Reorganising my art room and my life in the process

This pass weekend, I decided to tackle my art room (I hate the work studio, seems so serious) and it took me that long reorganised all the groups and junk.  It has been bothering me for a while and as I have managed to tackle putting myself on track, it was time to make this very important room into some order.  So now I have a large open space without clutter and my tables a clear of the junk I had loaded onto them.

Last week after another disappointing session at the life drawing room, I have decided to put that aspect on hold for the moment. To be honest I am not sure why I was doing, other than as exercise as I have no control of the pose, the model or even the lighting.  The lighting or the no existence of any natural light was really beginning to get me down.  We are lucky that unlike the UK we have almost constant sunshine, so it amazes me that the most available of life drawing sessions are done in an old stable converted into a studio with one small window which has a blind that is permanently closed. They have painted the brick walls white but for the past fews that has been negated by someone putting up a flimsy, grey/black backdrop which sucks the life out of anything.

However, realising my drawing abilities are poor due to lack of the use of that particular brain muscle, I have tried to start sketching random things around me.   I decided to do a few drawings where I didn’t look at the page as I drew but just let my eye follow the object, moving my pencil along as I did this.  I ended up with some interesting results.

This past week I have been revisting a few artists I like.

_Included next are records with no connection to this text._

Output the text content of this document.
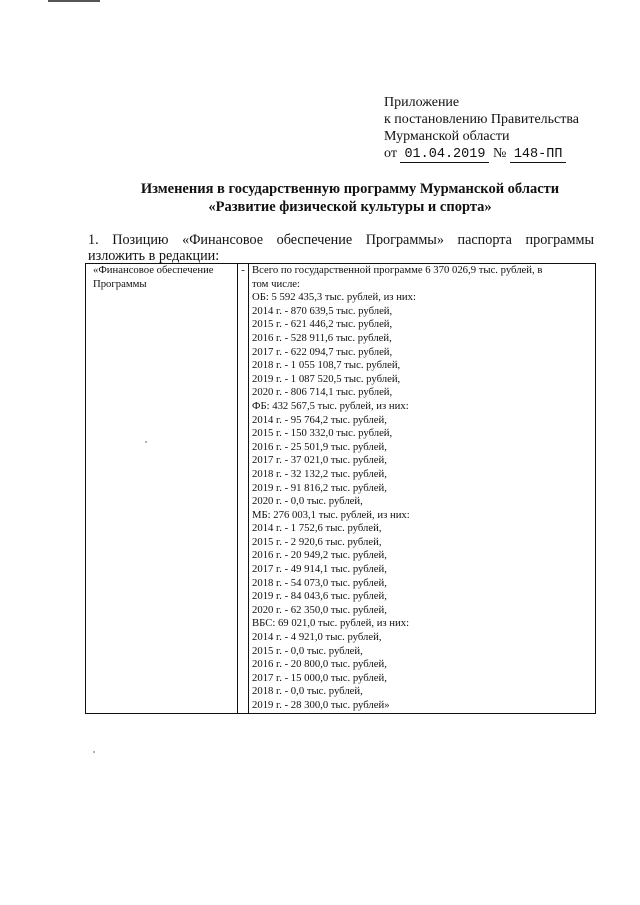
Приложение
к постановлению Правительства
Мурманской области
от 01.04.2019 № 148-ПП
Изменения в государственную программу Мурманской области
«Развитие физической культуры и спорта»
1. Позицию «Финансовое обеспечение Программы» паспорта программы
изложить в редакции:
«Финансовое обеспечение
Программы
	-	Всего по государственной программе 6 370 026,9 тыс. рублей, в
том числе:
ОБ: 5 592 435,3 тыс. рублей, из них:
2014 г. - 870 639,5 тыс. рублей,
2015 г. - 621 446,2 тыс. рублей,
2016 г. - 528 911,6 тыс. рублей,
2017 г. - 622 094,7 тыс. рублей,
2018 г. - 1 055 108,7 тыс. рублей,
2019 г. - 1 087 520,5 тыс. рублей,
2020 г. - 806 714,1 тыс. рублей,
ФБ: 432 567,5 тыс. рублей, из них:
2014 г. - 95 764,2 тыс. рублей,
2015 г. - 150 332,0 тыс. рублей,
2016 г. - 25 501,9 тыс. рублей,
2017 г. - 37 021,0 тыс. рублей,
2018 г. - 32 132,2 тыс. рублей,
2019 г. - 91 816,2 тыс. рублей,
2020 г. - 0,0 тыс. рублей,
МБ: 276 003,1 тыс. рублей, из них:
2014 г. - 1 752,6 тыс. рублей,
2015 г. - 2 920,6 тыс. рублей,
2016 г. - 20 949,2 тыс. рублей,
2017 г. - 49 914,1 тыс. рублей,
2018 г. - 54 073,0 тыс. рублей,
2019 г. - 84 043,6 тыс. рублей,
2020 г. - 62 350,0 тыс. рублей,
ВБС: 69 021,0 тыс. рублей, из них:
2014 г. - 4 921,0 тыс. рублей,
2015 г. - 0,0 тыс. рублей,
2016 г. - 20 800,0 тыс. рублей,
2017 г. - 15 000,0 тыс. рублей,
2018 г. - 0,0 тыс. рублей,
2019 г. - 28 300,0 тыс. рублей»
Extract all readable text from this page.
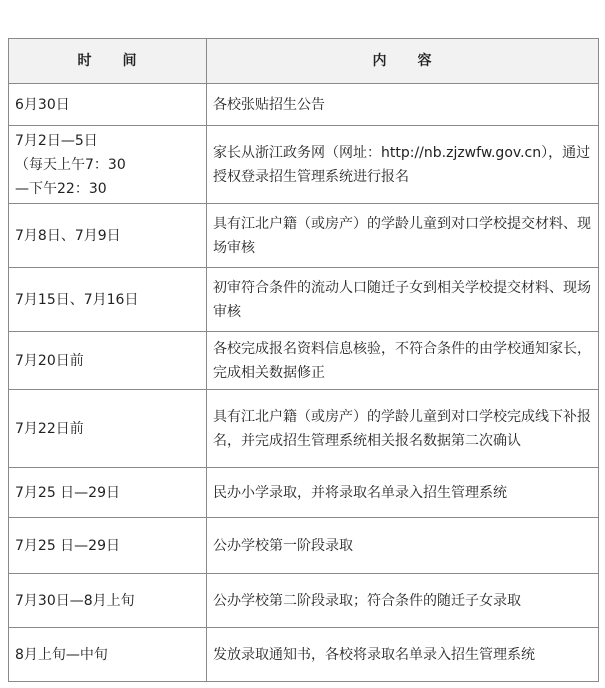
时　　间	内　　容

6月30日	各校张贴招生公告

7月2日—5日
（每天上午7：30
—下午22：30	家长从浙江政务网（网址：http://nb.zjzwfw.gov.cn），通过授权登录招生管理系统进行报名

7月8日、7月9日	具有江北户籍（或房产）的学龄儿童到对口学校提交材料、现场审核

7月15日、7月16日	初审符合条件的流动人口随迁子女到相关学校提交材料、现场审核

7月20日前	各校完成报名资料信息核验，不符合条件的由学校通知家长，完成相关数据修正

7月22日前	具有江北户籍（或房产）的学龄儿童到对口学校完成线下补报名，并完成招生管理系统相关报名数据第二次确认

7月25 日—29日	民办小学录取，并将录取名单录入招生管理系统

7月25 日—29日	公办学校第一阶段录取

7月30日—8月上旬	公办学校第二阶段录取；符合条件的随迁子女录取

8月上旬—中旬	发放录取通知书，各校将录取名单录入招生管理系统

Shani Rhys James,  Mary Fedden, Elizabeth Blackadder and Eileen Cooper.  Unfortunately, none of these artists are available locally so I am restricted to books, a tv show (What do artists do all day) and available online videos.  I will confess I am not particularly knowledgeable about US art. What I have seen does not particularly appeal to me.  Looking at my bookshelves, it is dominated by British art and for that matter, British art magazines, as I have been a fan of Artists and Illustrators since it started in the 1980’s.

Any time to revisit the art room and decide on my next project, a portrait of my grand-daughter or a selfie, haven’t done one recently.